Wildkatzenmonitoring

Die Wildkatze ist wieder da! 2014 wurde sie auch im Sebalder Reichswald nachgewiesen. Kinder und Jugendliche der Marienbergforscher und Spechte-Gruppe des BUND Naturschutz Nürnberg wollten nun wissen, ob sie hier nur auf der Durchreise war oder ob sich Wildkatzen im Reichswald wieder dauerhaft niedergelassen haben. Zu diesem Zweck wurden im Januar 2015 im Reichswald Lockstöcke aufgestellt und mit Baldrian besprüht. Einmal in der Woche waren Kinder, Jugendliche und Betreuer dann unterwegs, um die Stöcke nach Haaren abzusuchen. Wir haben viele gefunden! Noch wissen wir allerdings nicht, ob diese Haare von Wildkatzen, Hauskatzen oder auch nur Hunden oder Wildschweinen stammen. Die Laboranalysen werden voraussichtlich Ende September vorliegen.

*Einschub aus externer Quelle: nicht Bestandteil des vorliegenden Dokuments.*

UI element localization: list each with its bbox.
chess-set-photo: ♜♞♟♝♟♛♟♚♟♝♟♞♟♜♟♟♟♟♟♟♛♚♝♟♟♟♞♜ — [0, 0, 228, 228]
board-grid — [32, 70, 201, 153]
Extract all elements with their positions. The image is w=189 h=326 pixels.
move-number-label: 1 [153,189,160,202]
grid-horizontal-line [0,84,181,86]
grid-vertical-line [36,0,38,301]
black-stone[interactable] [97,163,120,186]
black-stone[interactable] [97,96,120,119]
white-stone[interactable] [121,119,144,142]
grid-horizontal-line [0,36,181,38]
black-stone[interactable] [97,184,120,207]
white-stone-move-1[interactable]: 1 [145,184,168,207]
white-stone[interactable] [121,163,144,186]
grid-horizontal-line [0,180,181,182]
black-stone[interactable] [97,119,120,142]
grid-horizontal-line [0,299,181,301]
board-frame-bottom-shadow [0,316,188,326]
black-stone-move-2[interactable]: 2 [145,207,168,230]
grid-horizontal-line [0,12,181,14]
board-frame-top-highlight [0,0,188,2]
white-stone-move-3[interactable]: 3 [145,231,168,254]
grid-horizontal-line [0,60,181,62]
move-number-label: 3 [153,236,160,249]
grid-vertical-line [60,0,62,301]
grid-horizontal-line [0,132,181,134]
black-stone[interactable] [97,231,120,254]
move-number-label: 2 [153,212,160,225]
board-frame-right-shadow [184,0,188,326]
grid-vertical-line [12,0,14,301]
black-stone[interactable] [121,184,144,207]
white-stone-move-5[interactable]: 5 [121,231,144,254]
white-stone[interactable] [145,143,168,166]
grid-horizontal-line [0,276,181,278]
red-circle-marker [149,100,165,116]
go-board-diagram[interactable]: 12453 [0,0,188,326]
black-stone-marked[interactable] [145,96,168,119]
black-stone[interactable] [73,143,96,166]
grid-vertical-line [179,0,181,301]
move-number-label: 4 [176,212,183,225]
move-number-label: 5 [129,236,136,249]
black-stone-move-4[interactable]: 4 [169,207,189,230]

Die Stöcke werden im Wald, mindestens 200 Meter von großen Straßen entfernt und abseits von stark begangenen Wald- und Forstwegen, in den Boden geklopft. Die Stöcke sollten einen Abstand von ca. 100 Metern zueinander haben.

Nach dem Einklopfen werden die Stöcke abgeflämmt, damit sämtliches etwa daran hängendes Genmaterial – Haare, Federn, Fusseln etc. – verbrennt und beim Absuchen nicht versehentlich mit eingesammelt wird. Auf diese Weise werden kostspielige Laboruntersuchungen von Menschen- oder Hundehaaren vermieden, die z.B. während des Transports der Stöcke daran hängengeblieben sind. Anschließend werden die Stöcke mit einer Drahtbürste oder einem Messer aufgeraut, damit sich Haare leichter daran verfangen, wenn sich die Wildkatzen daran reiben.

Zum Abschluss werden die Stöcke mit Baldrian besprüht. (Wild-)Katzen lieben Baldrian und sie folgen dem Geruch über weite Strecken. Der Baldrianstock wird dann umarmt und die Katze reibt sich wie im Rausch daran.

Im Wochenrhythmus werden die Stöcke zwölf Wochen lang auf- und nach Haaren abgesucht. Manche Härchen sind winzig klein und fusselig, sodass man eine Lupe braucht, um sie zu sehen, und eine Pinzette, um sie sicher abzunehmen und in den Probenbehälter zu befördern. Der Probenbehälter wird anschließend verschlossen und korrekt mit Fundstelle und Tag sowie eventuellen weiteren Besonderheiten beschriftet.

Der Kinderkanal von ARD und ZDF wurde auf unser Projekt aufmerksam und begleitete drei der Jugendlichen mit Filmteam zu einem Lockstockbesuch. Im Rahmen der Sendereihe „Erde an Zukunft“ wurde dieser Besuch am 16.05.2015 ausgestrahlt.